Whether that can be done remotely or not, or whether it actually works better
remotely, depends on the specific people and the relational chemistry of the
team.

------
nmcfarl
To me this then boils down to: Are the people in my organisation the ones that
are most likely to make me say 'Wow!' or would it be better if my water cooler
conversations happen at the local coffeeshop / meetup.

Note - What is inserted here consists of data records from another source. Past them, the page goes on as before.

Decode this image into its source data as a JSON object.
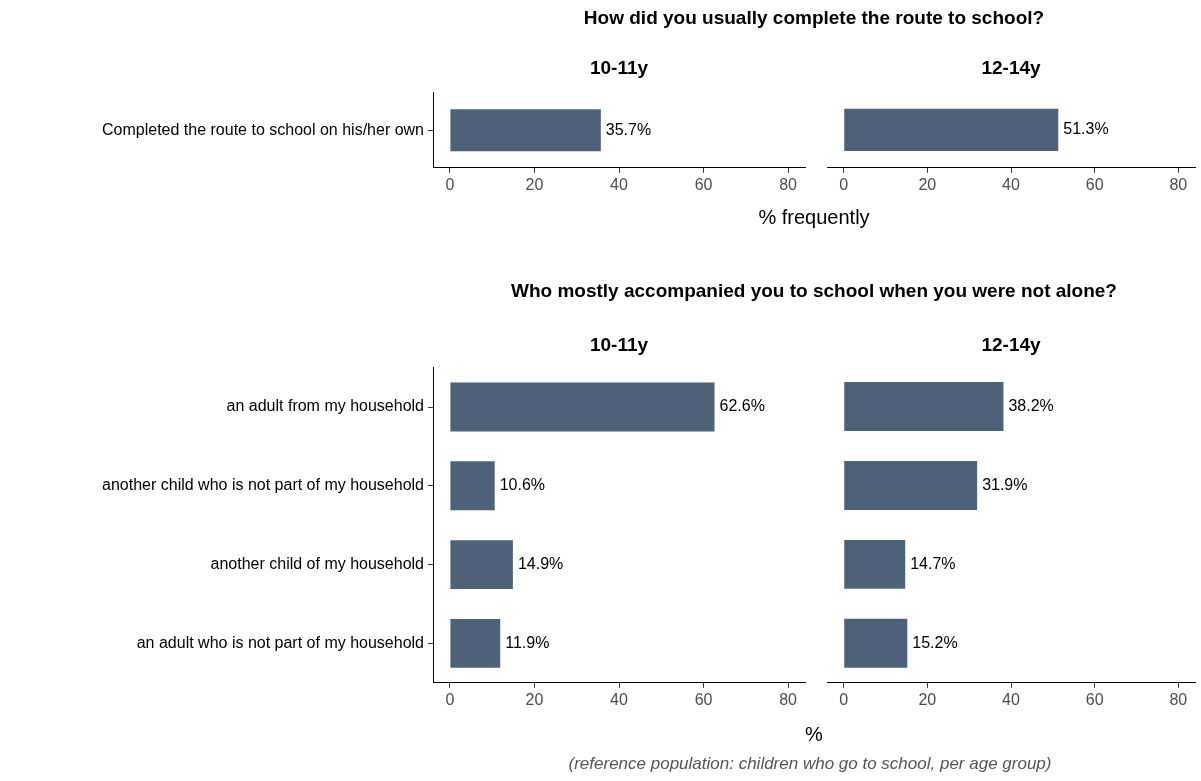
{
  "chart_data": [
    {
      "type": "bar",
      "orientation": "horizontal",
      "title": "How did you usually complete the route to school?",
      "subtitle": "10-11y",
      "xlabel": "% frequently",
      "categories": [
        "Completed the route to school on his/her own"
      ],
      "values": [
        35.7
      ],
      "value_labels": [
        "35.7%"
      ],
      "color": "#4d6278",
      "xlim": [
        -4,
        84
      ],
      "xticks": [
        0,
        20,
        40,
        60,
        80
      ],
      "grid": false,
      "legend": false
    },
    {
      "type": "bar",
      "orientation": "horizontal",
      "subtitle": "12-14y",
      "categories": [
        null
      ],
      "values": [
        51.3
      ],
      "value_labels": [
        "51.3%"
      ],
      "color": "#4d6278",
      "xlim": [
        -4,
        84
      ],
      "xticks": [
        0,
        20,
        40,
        60,
        80
      ],
      "grid": false,
      "legend": false,
      "tick_labels": "x"
    },
    {
      "type": "bar",
      "orientation": "horizontal",
      "title": "Who mostly accompanied you to school when you were not alone?",
      "subtitle": "10-11y",
      "xlabel": "%",
      "annotations": [
        "(reference population: children who go to school, per age group)"
      ],
      "categories": [
        "an adult from my household",
        "another child who is not part of my household",
        "another child of my household",
        "an adult who is not part of my household"
      ],
      "values": [
        62.6,
        10.6,
        14.9,
        11.9
      ],
      "value_labels": [
        "62.6%",
        "10.6%",
        "14.9%",
        "11.9%"
      ],
      "color": "#4d6278",
      "xlim": [
        -4,
        84
      ],
      "xticks": [
        0,
        20,
        40,
        60,
        80
      ],
      "grid": false,
      "legend": false
    },
    {
      "type": "bar",
      "orientation": "horizontal",
      "subtitle": "12-14y",
      "categories": [
        null,
        null,
        null,
        null
      ],
      "values": [
        38.2,
        31.9,
        14.7,
        15.2
      ],
      "value_labels": [
        "38.2%",
        "31.9%",
        "14.7%",
        "15.2%"
      ],
      "color": "#4d6278",
      "xlim": [
        -4,
        84
      ],
      "xticks": [
        0,
        20,
        40,
        60,
        80
      ],
      "grid": false,
      "legend": false,
      "tick_labels": "x"
    }
  ]
}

And I've got to say as the founder of a very small firm, I know what people in
my org are doing, but wow are there a lot of talented people doing amazing
things in Seattle.

------
jinushaun
I work remotely and I'm in GotoMeeting all day. My other coworkers are on
there too. All day. As far as I'm concerned, it feels like we're all working
in the same office.

Email and chat? It doesn't have to be that way. I agree with Jobs that people
have a natural desire to see and hear other people, and that that fosters
creativity. You can still get that working remotely.

------
cjfont
This to me doesn't disqualify working remotely. One can still engage with
peers, it does take a bit more effort. A great example of this is simply
attending Meetups. Most of the time, however, working involves sitting down by
yourself and getting stuff done, even when implementing that great idea that
just came to you from talking to someone else during your lunch break.

------
tlb
There are better ways of working remotely than email and chat. Always-on video
screens and telepresence robots allow a good deal of spontaneity and bumping
into people.

------
aaronblohowiak
>Creativity comes from spontaneous meetings, from random discussions.

Does Creativity have to be a collaborative process?

------
rpietro
probably true when we only had email and chat